Tuesday, June 2, 2009

Third Party Frenzy

During economic down times consumers become skeptical of companies selling to them. As a counter to this protectionist way of thinking two companies have gone to third party companies to back up their claims and supply extra credibility. They combine the reputation of the third party companies with a simple to understand main idea. By doing this they lower the iron curtain of skepticism and allow the consumer to see the benefits that are being offered.

This T-Mobile commercial has a simple premise. People are paying too much for their cell phones. They wrap the message in comedic packaging with the story of sending auditors to people’s houses to show them how much they are over spending. And when that doesn’t work, they send in their beautiful spokesperson. The comedic topping to the commercial does a nice job of making you smile, but the main idea is what really sticks with you. T-Mobile will save you money and you don’t have to listen to us, check out billshrink.com for proof.

The Honda commercial works off the same idea as the T-Mobile commercial. They give you the reasons why people buy Honda and stay with Honda. They focus on rational reasons to buy a Honda which work well during down economic times. But since they are so heavy on rational reasons they need some back up to prove they are a good as they say they are. They decided to go with Edmunds.com to prove their story. This third party reinforcement is even a little stronger than T-Mobile’s because Edmunds to more well know and will grab the attention of the consumer easier.

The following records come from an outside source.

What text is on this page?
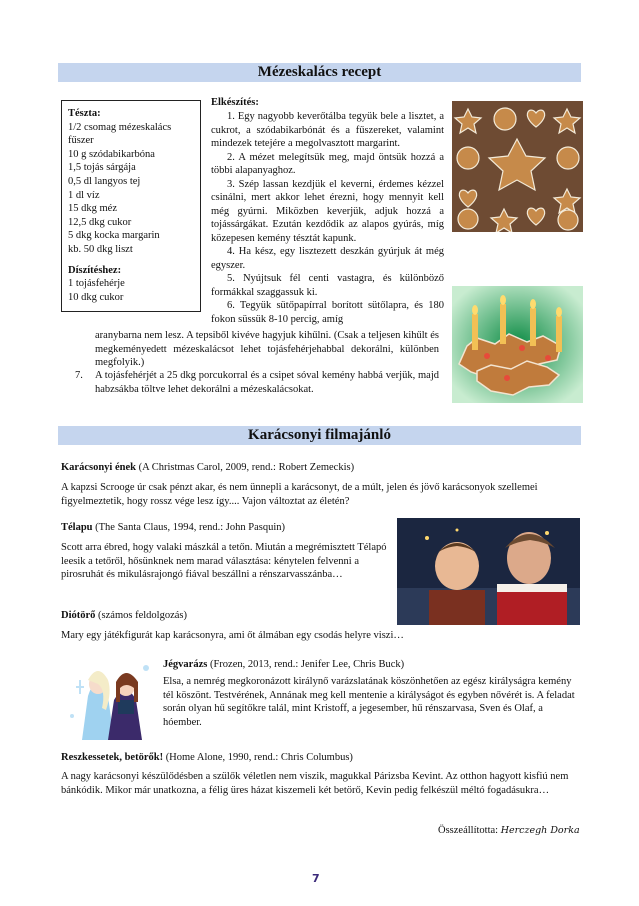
Mézeskalács recept
Tészta:
1/2 csomag mézeskalács
fűszer
10 g szódabikarbóna
1,5 tojás sárgája
0,5 dl langyos tej
1 dl víz
15 dkg méz
12,5 dkg cukor
5 dkg kocka margarin
kb. 50 dkg liszt
Díszítéshez:
1 tojásfehérje
10 dkg cukor
Elkészítés:

1. Egy nagyobb keverőtálba tegyük bele a lisztet, a cukrot, a szódabikarbónát és a fűszereket, valamint mindezek tetejére a megolvasztott margarint.

2. A mézet melegítsük meg, majd öntsük hozzá a többi alapanyaghoz.

3. Szép lassan kezdjük el keverni, érdemes kézzel csinálni, mert akkor lehet érezni, hogy mennyit kell még gyúrni. Miközben keverjük, adjuk hozzá a tojássárgákat. Ezután kezdődik az alapos gyúrás, míg közepesen kemény tésztát kapunk.

4. Ha kész, egy lisztezett deszkán gyúrjuk át még egyszer.

5. Nyújtsuk fél centi vastagra, és különböző formákkal szaggassuk ki.

6. Tegyük sütőpapírral borított sütőlapra, és 180 fokon süssük 8-10 percig, amíg

aranybarna nem lesz. A tepsiből kivéve hagyjuk kihűlni. (Csak a teljesen kihűlt és megkeményedett mézeskalácsot lehet tojásfehérjehabbal dekorálni, különben megfolyik.)
7. A tojásfehérjét a 25 dkg porcukorral és a csipet sóval kemény habbá verjük, majd habzsákba töltve lehet dekorálni a mézeskalácsokat.
Karácsonyi filmajánló
Karácsonyi ének (A Christmas Carol, 2009, rend.: Robert Zemeckis)
A kapzsi Scrooge úr csak pénzt akar, és nem ünnepli a karácsonyt, de a múlt, jelen és jövő karácsonyok szellemei figyelmeztetik, hogy rossz vége lesz így.... Vajon változtat az életén?
Télapu (The Santa Claus, 1994, rend.: John Pasquin)
Scott arra ébred, hogy valaki mászkál a tetőn. Miután a megrémisztett Télapó leesik a tetőről, hősünknek nem marad választása: kénytelen felvenni a pirosruhát és mikulásrajongó fiával beszállni a rénszarvasszánba…
Diótörő (számos feldolgozás)
Mary egy játékfigurát kap karácsonyra, ami őt álmában egy csodás helyre viszi…
Jégvarázs (Frozen, 2013, rend.: Jenifer Lee, Chris Buck)
Elsa, a nemrég megkoronázott királynő varázslatának köszönhetően az egész királyságra kemény tél köszönt. Testvérének, Annának meg kell mentenie a királyságot és egyben nővérét is. A feladat során olyan hű segítőkre talál, mint Kristoff, a jegesember, hű rénszarvasa, Sven és Olaf, a hóember.
Reszkessetek, betörők! (Home Alone, 1990, rend.: Chris Columbus)
A nagy karácsonyi készülődésben a szülők véletlen nem viszik, magukkal Párizsba Kevint. Az otthon hagyott kisfiú nem bánkódik. Mikor már unatkozna, a félig üres házat kiszemeli két betörő, Kevin pedig felkészül méltó fogadásukra…
Összeállította: Herczegh Dorka
7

Both of these companies are saying, we have a better product and will save you money and we can prove it. This is a very strong message in a time like this.

What do you think about these spots? Does it matter which third party proof a company uses if they choose to go this route?



  1. Twice now, I have noticed that you have said, 'people don't like being sold to during a recession.' I'm curious, do you have any research saying that or are you making an assumption? (Im a big fan of research)
    I tend to believe that selling during a recession doesn't upset people, more that they just don't have the cash to spend so the message needs to be different.
    I do feel that during these times the message needs to be stronger, more value focused, in order to work. I would think [just assuming] that the only message that would truly irk the public would be one where the company flaunts a 'sale' or 'good value' that is truly not. I know I don't want my time to be wasted with a lame excuse for an offer, I would prefer seeing a straight branding spot that serves as a reminder during a down time.
    But, yes, I agree, third-party buy-in is a great tactic. It's one thing to tell people how great you are, it's another if someone else is willing to do that for you.

  2. Good point. I don't have any research to back this up. It's a poor choice of wording on my part. I don't think people will become upset by someone trying to "sell" to them. I just think in this economy people are more likely to listen to a value message instead of a "selling" message.

    Thanks for the feedback.

  3. That's cool, I often state my opinion as fact! Of course my Creative Director doesn't really take, "I just think..." as valid backing for a creative direction. So I always try to back everything up with statistics. (Not accusing, just stating that I am equally guilty).
    I think advertising should always have a value/benefit message at it's core. Sometimes you have to look hard in current ads to find it, but usually, it's there.
    I don't like 'selling for selling sake.' You can tell someone they need something all day long, but unless you fill in the blanks and give them the reason, you add nothing to the conversation.